Paradójicamente, quienes se van —y lo decimos como si tuviéramos la certeza de un tránsito con un destino final— se convierten en intercesores ante entidades superiores, y en protectores ante circunstancias de peligro o desasosiego.
Conservamos fotos de los muertos, e incluso hablamos mentalmente con ellos.
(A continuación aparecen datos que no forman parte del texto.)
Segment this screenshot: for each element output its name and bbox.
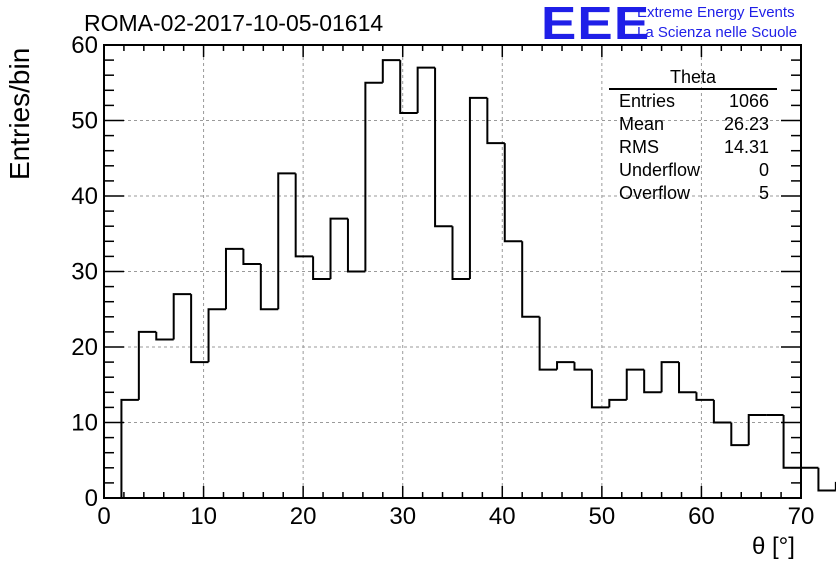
x-tick-label: 70 xyxy=(788,503,815,530)
histogram-bin xyxy=(312,256,331,281)
x-tick-label: 0 xyxy=(97,503,110,530)
histogram-bin xyxy=(521,241,540,318)
histogram-bin xyxy=(399,60,418,114)
histogram-bin xyxy=(608,398,627,408)
stats-row-overflow: Overflow 5 xyxy=(609,182,777,205)
histogram-bin xyxy=(329,217,348,280)
stats-row-mean: Mean 26.23 xyxy=(609,113,777,136)
histogram-bin xyxy=(207,308,226,363)
project-name-line2: La Scienza nelle Scuole xyxy=(637,24,798,41)
histogram-bin xyxy=(660,361,680,393)
stats-label: Mean xyxy=(619,114,665,134)
y-tick-label: 0 xyxy=(85,485,98,512)
stats-row-entries: Entries 1066 xyxy=(609,90,777,113)
histogram-bin xyxy=(346,218,366,273)
eee-logo: EEE xyxy=(541,0,651,49)
histogram-bin xyxy=(277,172,296,310)
stats-label: Entries xyxy=(619,91,676,111)
project-name-line1: Extreme Energy Events xyxy=(637,4,795,21)
x-tick-label: 60 xyxy=(688,503,715,530)
x-tick-label: 10 xyxy=(190,503,217,530)
x-tick-label: 30 xyxy=(389,503,416,530)
axis-ticks xyxy=(103,44,802,499)
y-tick-label: 20 xyxy=(71,334,98,361)
x-axis-label: θ [°] xyxy=(752,533,795,560)
stats-label: Overflow xyxy=(619,183,691,203)
histogram-bin xyxy=(434,67,453,228)
histogram-bin xyxy=(486,97,505,145)
histogram-bin xyxy=(416,66,436,113)
y-tick-label: 60 xyxy=(71,32,98,59)
histogram-bin xyxy=(643,369,662,394)
stats-value: 14.31 xyxy=(723,137,769,157)
histogram-bin xyxy=(224,247,244,310)
y-tick-label: 40 xyxy=(71,183,98,210)
y-tick-label: 10 xyxy=(71,410,98,437)
histogram-bin xyxy=(137,330,157,400)
stats-box: Theta Entries 1066 Mean 26.23 RMS 14.31 … xyxy=(609,68,777,205)
stats-value: 5 xyxy=(758,183,769,203)
histogram-bin xyxy=(503,143,523,243)
histogram-bin xyxy=(817,467,836,492)
stats-label: Underflow xyxy=(619,160,701,180)
histogram-series xyxy=(104,59,836,499)
histogram-bin xyxy=(730,422,749,447)
y-axis-label: Entries/bin xyxy=(4,47,35,180)
histogram-bin xyxy=(364,81,383,272)
histogram-bin xyxy=(538,316,558,371)
x-tick-label: 40 xyxy=(489,503,516,530)
x-tick-label: 20 xyxy=(290,503,317,530)
stats-value: 26.23 xyxy=(723,114,769,134)
stats-title: Theta xyxy=(609,68,777,90)
histogram-bin xyxy=(294,173,314,258)
histogram-bin xyxy=(381,59,401,83)
y-tick-label: 30 xyxy=(71,259,98,286)
project-name: Extreme Energy Events La Scienza nelle S… xyxy=(637,3,797,43)
histogram-bin xyxy=(556,361,575,370)
histogram-bin xyxy=(747,413,767,446)
histogram-bin xyxy=(259,263,279,311)
histogram-bin xyxy=(625,368,645,400)
histogram-bin xyxy=(120,398,139,498)
histogram-bin xyxy=(573,362,592,371)
histogram-bin xyxy=(590,369,610,409)
histogram-bin xyxy=(451,226,470,281)
stats-row-rms: RMS 14.31 xyxy=(609,136,777,159)
histogram-bin xyxy=(172,293,192,340)
stats-row-underflow: Underflow 0 xyxy=(609,159,777,182)
histogram-bin xyxy=(468,96,488,280)
x-tick-label: 50 xyxy=(589,503,616,530)
histogram-bin xyxy=(678,362,697,394)
histogram-bin xyxy=(712,399,732,424)
histogram-bin xyxy=(695,392,714,401)
histogram-bin xyxy=(155,331,174,341)
stats-label: RMS xyxy=(619,137,659,157)
histogram-bin xyxy=(190,294,209,364)
run-title: ROMA-02-2017-10-05-01614 xyxy=(84,10,384,36)
y-tick-label: 50 xyxy=(71,108,98,135)
stats-value: 1066 xyxy=(728,91,769,111)
histogram-bin xyxy=(242,248,261,265)
stats-value: 0 xyxy=(758,160,769,180)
Es como si negáramos su ausencia o quisiéramos que, de alguna manera, siguieran «por ahí», rondándonos, pendientes de nosotros.
Las otras muertes
And I danced and I pranced and I sang with them All had death in their eyes Lifeless figures, they were undead, all of them They had ascent from hell…4 «Y yo bailé, di cabriolas y canté con ellos / tenían todos la muerte en sus ojos / figuras sin vida, eran no-muertos todos ellos / habían ascendido del Infierno…»
Iron Maiden, «Dance of Death»
Uno de los simbolismos más evidentes de la muerte es el del sacrificio; es decir, la muerte ritual de animales
y humanos para honrar a entidades que determinan
los sucesos que afectan a los vivos.
Muchas religiones practicaban el sacrificio de bueyes y otros animales, incluso hombres —algunos se ofrecían voluntariamente, otros no tanto— para apaciguar la ira de sus dioses.
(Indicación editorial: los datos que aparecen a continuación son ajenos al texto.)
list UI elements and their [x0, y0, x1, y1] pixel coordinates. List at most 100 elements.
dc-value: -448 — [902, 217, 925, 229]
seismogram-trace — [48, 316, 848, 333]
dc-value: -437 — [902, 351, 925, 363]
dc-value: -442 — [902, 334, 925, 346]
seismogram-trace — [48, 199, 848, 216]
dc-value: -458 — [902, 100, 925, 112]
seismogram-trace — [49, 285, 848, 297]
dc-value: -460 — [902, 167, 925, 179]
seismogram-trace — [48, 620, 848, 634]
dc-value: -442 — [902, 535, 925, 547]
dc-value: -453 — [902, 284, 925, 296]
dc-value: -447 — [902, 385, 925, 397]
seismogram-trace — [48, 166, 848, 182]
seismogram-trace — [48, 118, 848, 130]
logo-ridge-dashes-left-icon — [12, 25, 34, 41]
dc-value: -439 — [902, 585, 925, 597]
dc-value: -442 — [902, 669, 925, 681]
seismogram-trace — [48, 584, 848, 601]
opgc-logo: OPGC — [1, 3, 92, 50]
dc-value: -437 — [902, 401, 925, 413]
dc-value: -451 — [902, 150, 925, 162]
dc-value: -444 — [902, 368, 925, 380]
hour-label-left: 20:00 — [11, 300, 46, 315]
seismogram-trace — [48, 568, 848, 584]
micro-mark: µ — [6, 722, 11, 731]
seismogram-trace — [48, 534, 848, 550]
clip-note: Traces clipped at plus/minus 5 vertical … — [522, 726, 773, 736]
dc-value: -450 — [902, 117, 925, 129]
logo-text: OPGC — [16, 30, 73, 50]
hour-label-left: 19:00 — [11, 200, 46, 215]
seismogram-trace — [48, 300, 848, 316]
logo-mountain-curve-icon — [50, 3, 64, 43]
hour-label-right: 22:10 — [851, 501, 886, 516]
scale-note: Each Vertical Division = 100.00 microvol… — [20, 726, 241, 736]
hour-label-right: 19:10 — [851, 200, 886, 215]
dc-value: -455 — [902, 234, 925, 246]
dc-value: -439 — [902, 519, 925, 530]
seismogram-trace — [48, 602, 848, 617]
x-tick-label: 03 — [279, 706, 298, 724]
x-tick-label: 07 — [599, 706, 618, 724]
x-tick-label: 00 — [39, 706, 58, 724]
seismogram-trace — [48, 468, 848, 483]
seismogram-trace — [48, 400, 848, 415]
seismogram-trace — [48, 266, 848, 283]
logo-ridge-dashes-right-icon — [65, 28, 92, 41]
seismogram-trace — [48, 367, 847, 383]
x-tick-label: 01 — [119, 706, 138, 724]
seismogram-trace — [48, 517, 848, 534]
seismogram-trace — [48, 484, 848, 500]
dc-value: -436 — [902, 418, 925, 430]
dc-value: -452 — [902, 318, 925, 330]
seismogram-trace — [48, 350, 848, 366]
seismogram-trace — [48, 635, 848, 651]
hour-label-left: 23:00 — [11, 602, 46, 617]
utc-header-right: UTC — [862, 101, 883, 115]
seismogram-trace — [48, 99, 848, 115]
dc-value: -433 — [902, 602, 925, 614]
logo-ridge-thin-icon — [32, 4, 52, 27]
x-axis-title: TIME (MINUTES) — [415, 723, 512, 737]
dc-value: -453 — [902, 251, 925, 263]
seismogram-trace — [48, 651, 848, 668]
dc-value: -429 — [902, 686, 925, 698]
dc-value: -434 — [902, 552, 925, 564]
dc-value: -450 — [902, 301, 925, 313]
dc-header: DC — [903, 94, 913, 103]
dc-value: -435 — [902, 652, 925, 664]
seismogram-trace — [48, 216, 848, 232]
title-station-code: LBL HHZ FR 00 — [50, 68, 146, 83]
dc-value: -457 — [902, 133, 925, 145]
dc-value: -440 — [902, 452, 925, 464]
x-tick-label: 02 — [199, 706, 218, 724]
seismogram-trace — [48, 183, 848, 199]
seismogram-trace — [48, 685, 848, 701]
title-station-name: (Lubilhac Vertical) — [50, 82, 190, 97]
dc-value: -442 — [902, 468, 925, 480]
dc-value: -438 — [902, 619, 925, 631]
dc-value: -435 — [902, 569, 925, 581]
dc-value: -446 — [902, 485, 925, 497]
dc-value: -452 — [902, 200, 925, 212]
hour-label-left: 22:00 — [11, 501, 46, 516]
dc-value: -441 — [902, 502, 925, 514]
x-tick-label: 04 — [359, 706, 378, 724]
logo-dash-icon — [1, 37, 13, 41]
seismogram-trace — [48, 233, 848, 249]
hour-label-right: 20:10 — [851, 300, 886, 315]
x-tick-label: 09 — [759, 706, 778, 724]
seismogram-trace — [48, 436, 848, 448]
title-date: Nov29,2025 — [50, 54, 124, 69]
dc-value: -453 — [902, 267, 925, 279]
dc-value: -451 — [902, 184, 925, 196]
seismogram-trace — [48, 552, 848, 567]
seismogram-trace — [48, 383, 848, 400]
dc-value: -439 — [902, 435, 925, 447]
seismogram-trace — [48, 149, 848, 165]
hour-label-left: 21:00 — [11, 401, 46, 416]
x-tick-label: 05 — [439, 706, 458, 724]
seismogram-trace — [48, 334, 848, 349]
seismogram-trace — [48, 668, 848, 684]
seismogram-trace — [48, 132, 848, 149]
Y ni qué decir de los corazones tlaxcaltecas ofrendados a Huitzilopochtli.
En la Biblia, Yahvé le pide a Abraham que sacrifique a su hijo como una prueba de fe —al final, perdona la vida del niño—, mientras que el cristianismo está basado en el sacrificio voluntariamente aceptado de Jesús, en su muerte y su resurrección.
La muerte también es un castigo. Desde la Antigüedad, muchos reyes y jefes militares aseguran la lealtad y sumisión de su gente administrando penas capitales, algunas de ellas precedidas de espantosos tormentos.
La mente eterna
La idea de que la muerte no representa el final del camino es, según los expertos, eje de un «arsenal secreto» de defensas psicológicas diseñadas para contener la ansiedad que la idea
de finitud provoca; incluso aquellos que afirman no creer en un «algo» después de la muerte proyectan su propia conciencia después de la vida. Así, según expertos del estudio del cerebro humano, el concepto de «eternidad mental» es más que un simple producto de la inspiración religiosa, más que una zona de confort emocional: es función natural del hipotálamo buscar respuestas por medio de causas y efectos.
Lee acerca de la muerte cerebral.
Pareciera que, ante lo inexorable de la muerte orgánica, los hombres nos consolamos con la esperanza de la trascendencia.